Anyone having more success with these approaches than my pessimistic take implies? Is it easier to adopt Data Mesh in a large org than I realize? Is Data Fabric a more viable option than the author considers?

apahwa · on Nov 19, 2021

it isn't either-or. it is both.

if you view the data pipeline, you start with Data Mesh and individual teams create datasets that maintain the data for their team's domain. following that, you then get the data fabric which blends those domain specific datasets together automatically based off of the combination of a defined data model and the declared needs of consumers. a centralized team then owns those tables but not the business logic.

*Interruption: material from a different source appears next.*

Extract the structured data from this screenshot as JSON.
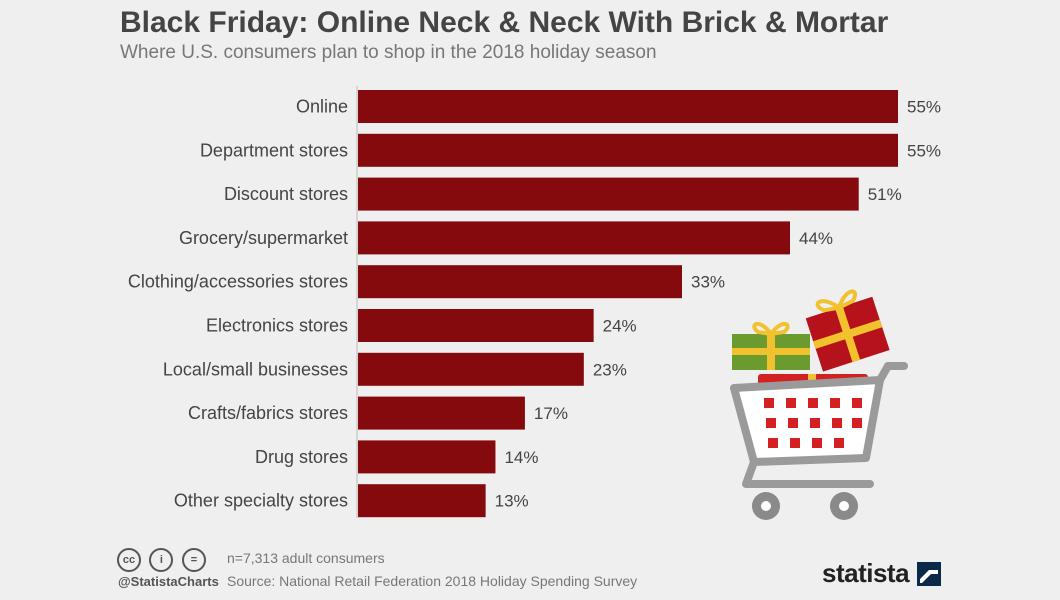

an example of this is Airbnb's data stack. You can read about it here: https://link.medium.com/qzqciW7Milb

ekzhu · on Nov 18, 2021

There is no reason for both approaches to not coexist: a centralized catalog managed by a small team, setting the “gold standard” for the many decentralized data producers and curators, who are incentivized to maximize their impacts (i.e., usage) by having higher quality data following the standard.

Another thing to point out: besides relying on the future promises of ML, there are already many signals that can be used by a centralized catalog for data discovery. For example: data sketches (MinHash, Hyperloglog) for joinable datasets, social signals (likes, comments, stars, etc. see Alation and Select Star SQL), lineages through data movements (e.g., Azure Data Factory and Azure Purview). If the centralized catalog uses those signals, then the data producers are incentivized to provide them for better visibility.

abadid · on Nov 18, 2021

I agree that in theory they could both co-exist for the reasons you state, but in practice I think it's unlikely a company that invests in a data fabric (which is largely a technology cost) is going to simultaneously invest in the incentives for the data product creators that are necessary for the data mesh not to become the wild west.

chrisjc · on Nov 18, 2021

I had never heard of Data Fabric before. Now that I have, I'm not sure they can exist without each other. In fact I would imagine that the metadata accumulated by through the data fabric would/could end up driving the data mesh implementation.

Perhaps apps and services will end up having to go through data-coverage and data-quality verification steps before being released. Analytics (and caching, joins, etc) as an after thought is unacceptable in this day and age.

nerdponx · on Nov 18, 2021

Maybe it's good to think of "fabric", "mesh", "warehouse", and "lake" as design patterns for data.

oconnore · on Nov 18, 2021

This reminds me of David Mindell's work on situated autonomy: https://www.youtube.com/watch?v=M0-tafxh7gc https://www.robotics.org/userAssets/riaUploads/file/20-OurRo...

> The highest levels of technology are not necessarily full autonomy, but situated autonomy

> All autonomous systems are joint human-machine cognitive systems

Fundamental questions: Where are the people? Which people are they? What are they doing? When are they doing it?

star-trek-fleet · on Nov 18, 2021

A surprisingly well-organized and meaningful description of 2 marketing concepts, seems targeted towards CXO's in making IT solution buying decisions.

AtlasBarfed · on Nov 19, 2021

They both get muddy when dropped in the Data Lake.

geoduck14 · on Nov 19, 2021

I haven't heard of a compelling reason why the fabric and mesh are superior to the Data Lake.

Decentralized adding of data. Sure, but at the expense of giving up Enterprise wide access governance and performance. It makes me uncomfortable.

DemocracyFTW · on Nov 21, 2021

> At its core, the Data Fabric is about eliminating humans from the process as much as possible.